In deze zaak heeft de Rechtbank Oost-Brabant op 12 december 2013 uitspraak gedaan over de verlenging van de terbeschikkingstelling (TBS) van een terbeschikkinggestelde, geboren in 1985 en verblijvende in een kliniek. De terbeschikkingstelling was eerder opgelegd vanwege bedreiging met zware mishandeling. De rechtbank heeft de vordering van de officier van justitie om de TBS met één jaar te verlengen, ingewilligd. De beslissing om de verpleging van overheidswege voorwaardelijk te beëindigen is aangehouden, zodat de reclassering een rapport kan opstellen over de mogelijkheden en voorwaarden voor een eventuele beëindiging van de verpleging.
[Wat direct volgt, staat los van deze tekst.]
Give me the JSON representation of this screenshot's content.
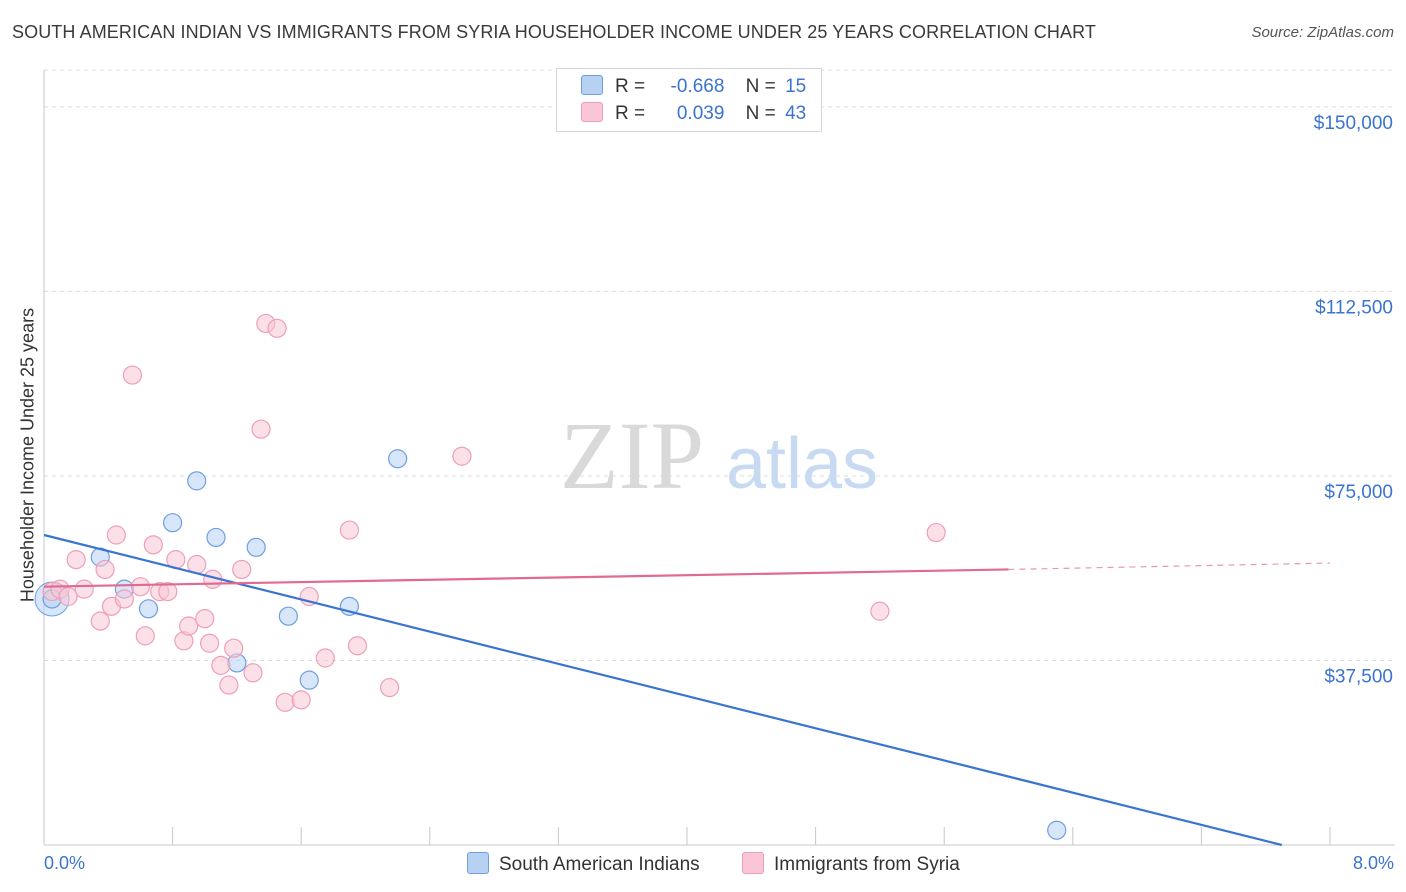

De rechtbank heeft de terbeschikkinggestelde en haar raadsman gehoord, evenals deskundigen die betrokken zijn bij haar behandeling. Het advies van de psychiater en de directeur van de inrichting, waarin de voortgang van de terbeschikkinggestelde wordt besproken, is meegenomen in de beoordeling. De terbeschikkinggestelde heeft positieve ontwikkelingen doorgemaakt, zoals medicatietrouw en het verkrijgen van onbegeleid verlof, maar er zijn ook zorgen over haar beperkte draagkracht en de kans op terugval in middelengebruik.
De rechtbank heeft besloten dat de veiligheid van anderen en de algemene veiligheid van personen de verlenging van de TBS-maatregel vereisen. De beslissing om de verpleging van overheidswege voorwaardelijk te beëindigen is aangehouden voor maximaal drie maanden, in afwachting van het rapport van de reclassering. De rechtbank heeft de reclassering opgedragen om de mogelijkheden voor een voorwaardelijke beëindiging van de verpleging te onderzoeken, en zal de terbeschikkinggestelde en de rapporteur van de reclassering oproepen voor een nadere zitting.